東京から北陸を目指すと、新幹線は立山連峰を左手に大きく回り込むようにして進みます。
車窓からは未だ冠雪した険しい山並み、その雄大な羨望は〝富山までやって来た!〟と感じさせてくれるものです。
そして同時に〝ここで暮らす人々にとって立山連峰はどんな存在であったのだろう?〟といつものように太古の昔に思いを馳せてしまいます。

先週、金沢でポケモン×工芸展を堪能した後、今まで通り過ぎていた立山連峰を望む〝富山の縄文時代〟を探る旅へと向かいました。



最初に訪れたのは金沢から20㎞程にある富山県小矢部市、普通電車で僅か20分ちょっと。石川県との県境の街からは、富山のシンボル〝立山連峰〟はまだ望むことはできません。


ここ小矢部市「桜町遺跡」は、縄文時代の建築物や木材加工の様子がわかる多くの遺物が出土していることで知られています。

東西約1㎞、南北約600mと大きな遺跡は、縄文~江戸時代の複合遺跡ですが、縄文時代早期~晩期(今から約8000~2300年前)の遺物が特に多く出土しています。
バイパス工事に伴って発見され、谷になっていた部分が水に浸かっていた為に、通常だと空気に触れて腐ってしまう木製品などが腐らずにその形をとどめていました。



その当時の様子を知ることができるができるのが「桜町JOMONパーク」
高床建物環状木柱列かんじょうもくちゅうれつが再現されています。

左:高床建物、右:環状木柱列かんじょうもくちゅうれつ

高床建物は床が地面よりかなり高く作られている建物で、その多くは〝食物を貯蔵する倉庫〟であったと考えられるようです。が、この遺跡の高床建物は〝神をおまつりする場〟として使われていたのではないかと考えられています。



環状木柱列かんじょうもくちゅうれつ
は、石川県と富山県だけに出土する縄文時代晩期(今から約2700年前)に作られた〝柱を環状に立てた〟遺構です。

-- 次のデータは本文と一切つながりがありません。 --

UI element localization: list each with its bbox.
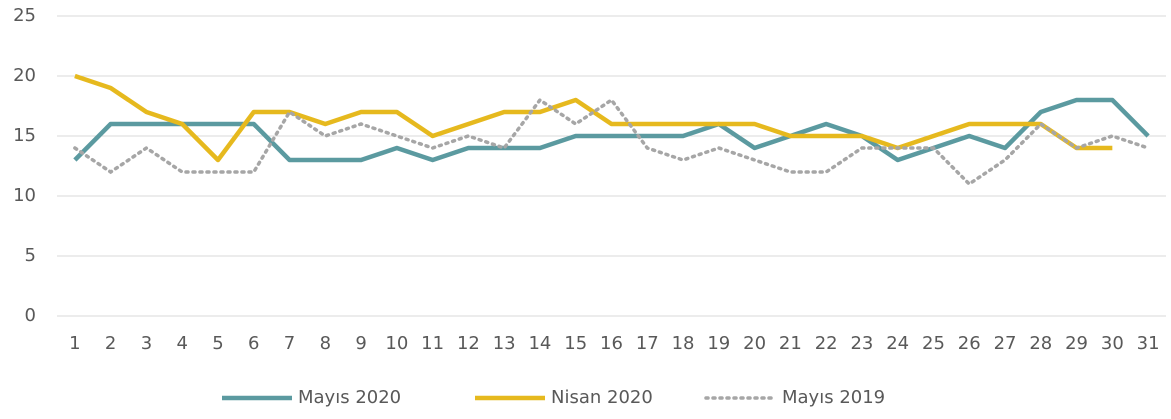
x-tick-label: 26 (958, 333, 981, 354)
x-tick-label: 6 (248, 333, 259, 354)
x-tick-label: 25 (922, 333, 945, 354)
x-tick-label: 21 (779, 333, 802, 354)
x-tick-label: 11 (421, 333, 444, 354)
y-tick-label: 20 (13, 65, 36, 86)
x-tick-label: 9 (355, 333, 366, 354)
legend-label: Mayıs 2019 (782, 387, 885, 408)
series-line (73, 97, 1150, 163)
legend-label: Nisan 2020 (551, 387, 653, 408)
x-tick-label: 4 (176, 333, 187, 354)
x-tick-label: 8 (320, 333, 331, 354)
x-tick-label: 28 (1029, 333, 1052, 354)
y-tick-label: 0 (25, 305, 36, 326)
x-tick-label: 3 (141, 333, 152, 354)
x-tick-label: 17 (636, 333, 659, 354)
x-tick-label: 13 (493, 333, 516, 354)
x-tick-label: 1 (69, 333, 80, 354)
x-tick-label: 27 (994, 333, 1017, 354)
x-tick-label: 5 (212, 333, 223, 354)
x-tick-label: 20 (743, 333, 766, 354)
series-line (74, 73, 1113, 163)
x-tick-label: 2 (105, 333, 116, 354)
y-tick-label: 5 (25, 245, 36, 266)
x-tick-label: 24 (886, 333, 909, 354)
legend-label: Mayıs 2020 (298, 387, 401, 408)
y-tick-label: 25 (13, 5, 36, 26)
series-line (73, 97, 1150, 187)
x-tick-label: 14 (528, 333, 551, 354)
x-tick-label: 7 (284, 333, 295, 354)
x-tick-label: 23 (850, 333, 873, 354)
x-tick-label: 10 (385, 333, 408, 354)
x-tick-label: 12 (457, 333, 480, 354)
x-tick-label: 30 (1101, 333, 1124, 354)
x-tick-label: 16 (600, 333, 623, 354)
x-tick-label: 31 (1137, 333, 1160, 354)
y-tick-label: 15 (13, 125, 36, 146)
x-tick-label: 29 (1065, 333, 1088, 354)
y-tick-label: 10 (13, 185, 36, 206)
x-tick-label: 19 (707, 333, 730, 354)
x-tick-label: 18 (672, 333, 695, 354)
x-tick-label: 22 (815, 333, 838, 354)
x-tick-label: 15 (564, 333, 587, 354)
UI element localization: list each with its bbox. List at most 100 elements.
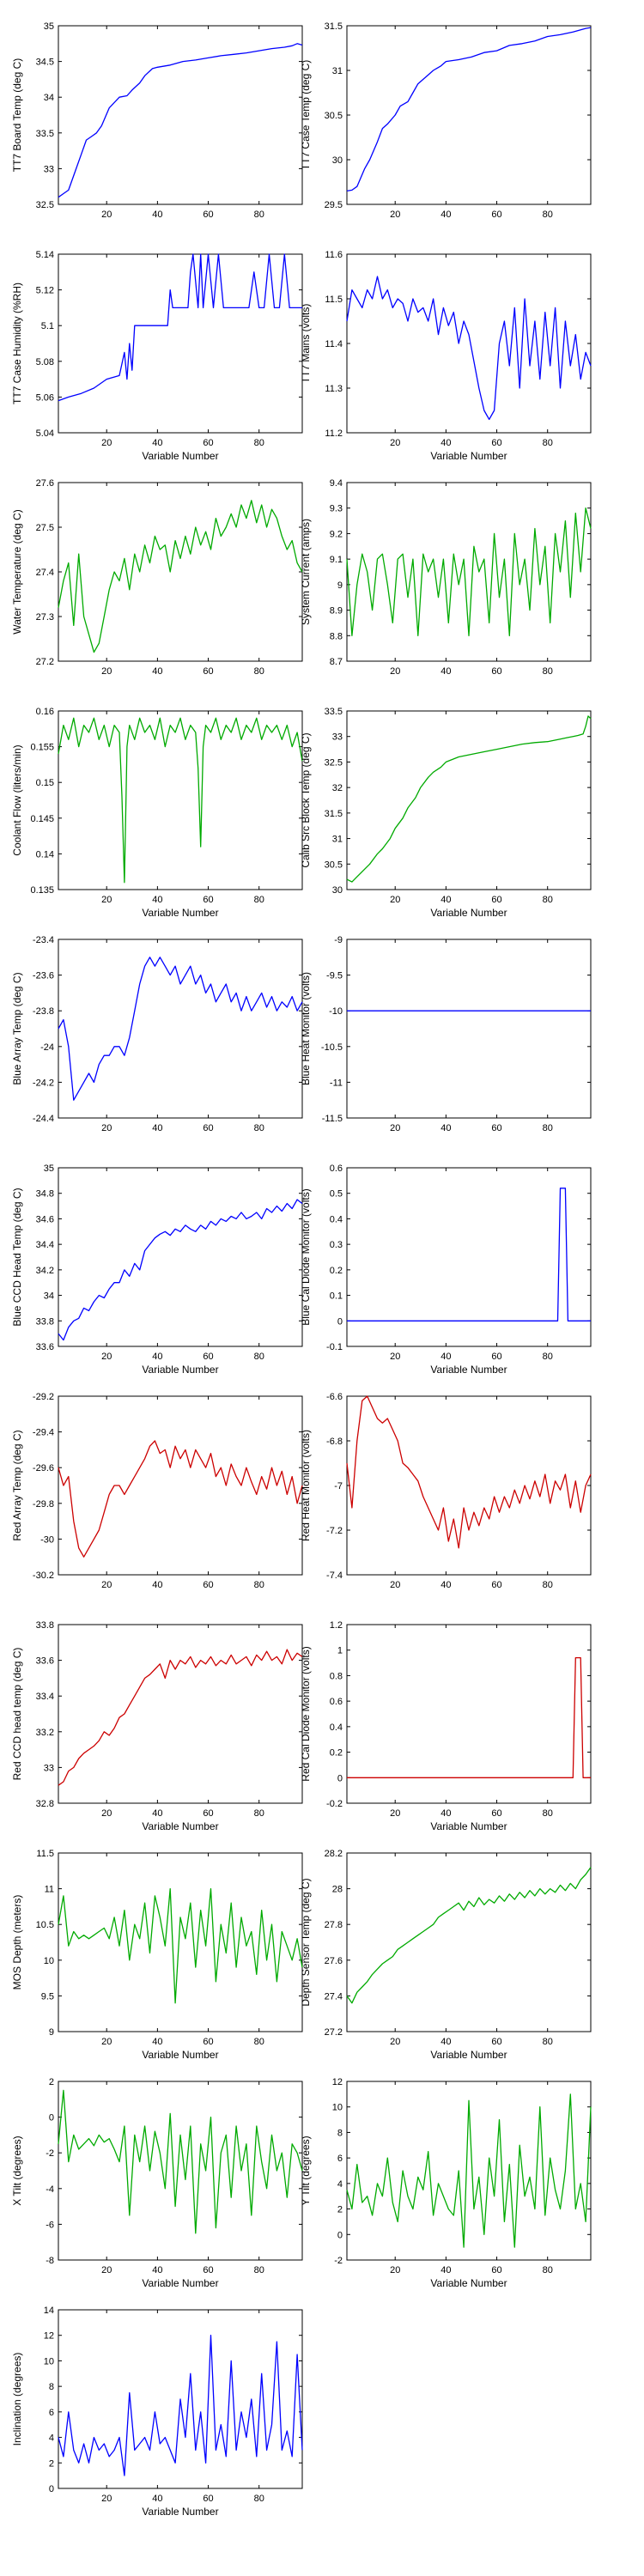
x-tick-label: 60 [203,1580,213,1590]
x-tick-label: 40 [152,2494,162,2504]
y-tick-label: 8.9 [330,606,343,617]
series-line [58,1199,303,1341]
y-tick-label: -7.2 [326,1526,343,1536]
y-tick-label: -9.5 [326,971,343,981]
y-tick-label: -10 [329,1006,343,1017]
y-tick-label: 33.8 [36,1620,54,1631]
y-tick-label: 27.6 [36,478,54,489]
series-line [58,717,303,884]
y-axis-label: Red Heat Monitor (volts) [300,1430,312,1541]
y-axis-label: TT7 Board Temp (deg C) [11,58,23,173]
plot-area [346,1624,592,1804]
x-tick-label: 40 [152,895,162,905]
y-tick-label: 11 [45,1885,54,1895]
x-tick-label: 40 [440,666,451,677]
series-line [58,1649,303,1786]
x-tick-label: 80 [254,438,264,448]
x-tick-label: 60 [491,2265,501,2275]
y-axis-label: Depth Sensor Temp (deg C) [300,1878,312,2006]
y-tick-label: 1.2 [330,1620,343,1631]
series-line [58,1887,303,2004]
y-tick-label: -30.2 [33,1571,54,1581]
y-axis-label: TT7 Case Temp (deg C) [300,60,312,171]
chart-21: 0 2 4 6 8 10 12 14 20 40 60 80 Inclination (degrees)… [11,2306,303,2518]
y-tick-label: 10 [44,2356,54,2366]
y-tick-label: 10.5 [36,1920,54,1930]
x-axis-label: Variable Number [430,907,507,919]
y-tick-label: 0.155 [30,743,54,753]
y-tick-label: -2 [46,2148,54,2159]
series-line [347,1188,591,1321]
x-axis-label: Variable Number [142,907,218,919]
y-axis-label: Red Cal Diode Monitor (volts) [300,1646,312,1781]
y-tick-label: 5.1 [41,321,54,331]
x-tick-label: 20 [101,2265,112,2275]
y-tick-label: 29.5 [325,200,343,210]
x-tick-label: 40 [152,1580,162,1590]
plot-area [346,939,592,1119]
y-tick-label: -7 [334,1481,343,1492]
x-tick-label: 20 [101,438,112,448]
x-axis-label: Variable Number [430,1820,507,1832]
chart-1: 32.5 33 33.5 34 34.5 35 20 40 60 80 TT7 Board Temp… [11,21,303,220]
y-tick-label: -24.2 [33,1078,54,1088]
series-line [58,957,303,1101]
plot-area [346,1852,592,2032]
x-tick-label: 20 [101,1808,112,1819]
x-tick-label: 20 [101,666,112,677]
y-tick-label: 0.4 [330,1214,343,1224]
x-axis-label: Variable Number [430,2049,507,2061]
y-tick-label: -24 [40,1042,54,1053]
x-tick-label: 80 [254,2037,264,2047]
y-axis-label: Y Tilt (degrees) [300,2136,312,2205]
y-tick-label: 9.2 [330,529,343,539]
y-tick-label: -10.5 [321,1042,343,1053]
x-tick-label: 40 [152,1123,162,1133]
x-tick-label: 40 [440,2037,451,2047]
y-tick-label: 14 [44,2306,54,2316]
x-tick-label: 80 [543,895,553,905]
y-tick-label: -23.4 [33,935,54,945]
x-tick-label: 40 [152,2037,162,2047]
y-tick-label: 9.5 [41,1991,54,2002]
y-tick-label: 0 [337,2230,343,2240]
chart-20: -2 0 2 4 6 8 10 12 20 40 60 80 Y Tilt (degrees) Varia… [300,2077,592,2289]
chart-8: 30 30.5 31 31.5 32 32.5 33 33.5 20 40 60 80 Calib Sr… [300,707,592,919]
y-tick-label: -9 [334,935,343,945]
y-tick-label: 34.5 [36,58,54,68]
x-tick-label: 80 [254,666,264,677]
y-tick-label: 0.6 [330,1163,343,1174]
y-tick-label: 11.2 [325,428,343,439]
chart-16: -0.2 0 0.2 0.4 0.6 0.8 1 1.2 20 40 60 80 Red Cal Dio… [300,1620,592,1832]
x-tick-label: 20 [101,210,112,220]
y-axis-label: Blue Array Temp (deg C) [11,972,23,1084]
y-tick-label: 0 [49,2113,54,2123]
y-axis-label: TT7 Case Humidity (%RH) [11,283,23,404]
y-tick-label: 4 [337,2179,343,2190]
x-tick-label: 80 [543,438,553,448]
y-tick-label: 0.15 [36,778,54,788]
chart-15: 32.8 33 33.2 33.4 33.6 33.8 20 40 60 80 Red CCD he… [11,1620,303,1832]
y-tick-label: 32.5 [325,757,343,768]
x-tick-label: 20 [390,438,400,448]
x-tick-label: 20 [101,2494,112,2504]
y-tick-label: 9.3 [330,504,343,514]
plot-area [346,1395,592,1576]
y-tick-label: 33 [332,732,343,743]
y-tick-label: 33.6 [36,1656,54,1667]
y-tick-label: 28.2 [325,1849,343,1859]
y-tick-label: 12 [44,2331,54,2342]
plot-area [58,710,303,890]
y-tick-label: 32.8 [36,1799,54,1809]
chart-14: -7.4 -7.2 -7 -6.8 -6.6 20 40 60 80 Red Heat Monit… [300,1392,592,1590]
x-tick-label: 80 [254,1123,264,1133]
y-tick-label: 0 [337,1773,343,1783]
y-tick-label: 4 [49,2433,54,2444]
chart-5: 27.2 27.3 27.4 27.5 27.6 20 40 60 80 Water Temper… [11,478,303,677]
y-tick-label: -4 [46,2184,54,2195]
series-line [346,507,592,636]
y-tick-label: 11.3 [325,384,343,394]
x-tick-label: 60 [203,2494,213,2504]
y-tick-label: 34 [44,93,54,103]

使われている10本の木材はクリの木、どの柱も丸太ではなく、かまぼこ状に縦に割られていて、そのうちの8本は平らな面を外側にして立てられています。丸みのある面を外側にしている2本が、環状の入り口と考えられています。
柱の上部がどのようになっていたかは分からず、環状に囲まれた中に炉や墓などは確認されていないことから、〝何らかのマツリを行う施設〟であったのではないか、と考えられています。


遺跡から出土した木材などは、小矢部市ふるさと歴史館(考古資料館)で見ることができます。

これは高床建物の柱材であったもので、ほぞ穴・えつり穴が施されているものです。
ほぞ穴(柱に穴を開けそこに別の木材を差し込んで、柱と柱を連結させるもの)、えつり穴(柱にくぼみをつけて壁の横材を差し込んで固定するもの)は、どちらも日本古来の伝統建築として伝わっているものです。


そして、近くに横たわっている柱が今回の主人公『Y』
その名の通りY字型をしたクリの木材は、全国でここだけで見つかっている珍しいものです。
縄文時代中期~後期(今から約4000年前)頃のものと考えられ、長さ2.5m、太さ32㎝と非常に大きい木材です。

同様のものがもう一本あり、二本が重なって川の中から見つかりました。


立てると、こんな感じになるようです。
Yの字の先端部には窪みがつけられ、その下から股にかけては丁寧に平たく削られています。しかしそれは片面だけで、裏面は皮を剥いで枝をはらった状態のままになっています。

パンフレットから


こちらがもう1つの『Y』
出土時の状況から、〝何かに使用された後に水に浸けられていた〟と考えられるそうです。
じっくり見ていると…どこか人間が横たわっているように見えてくるような。


とても大きくしかも片面だけが丁寧に加工されていることから、祭祀などの際に立てられた標柱ひょうちゅうのようなものであった可能性も考えられるようですが、はっきりとは分かっていません。


これに関連するかは分かりませんが、もう一つ珍しいものが!
トーテムポールの様なものであった可能性の〝木材〟と〝その木材を立てた穴〟が見つかっています。
その目的ははっきりしませんが、北アメリカのトーテムポールを思いおこすと、出自しゅつじや出来事を刻んだ柱であるなど…人々の精神性を表すものであった可能性があるようです。


これらの木材
は谷に流れる水によって奇跡的に保護されていたものです。
全国的にもこのようなものがあったのか、本当にここだけのものなのか?今となってはそれを知るすべはなさそうです。


謎の『Y』
の正体は、
祭りの時の標柱ひょうちゅうや建築部材、運搬用具、祭祀の人形等々…と、
今は〝見た人の想像〟に任せられています。



謎の『Y』が存在した縄文時代、残された木材が語るには〝ここは石川県と同じ文化圏であった〟ということのようです。

立山連峰を望む〝富山の縄文時代〟に出会うために、旅は続きます。


参考図書
小矢部市の縄文遺跡 パンフレット

最後までお読みくださりありがとうございました。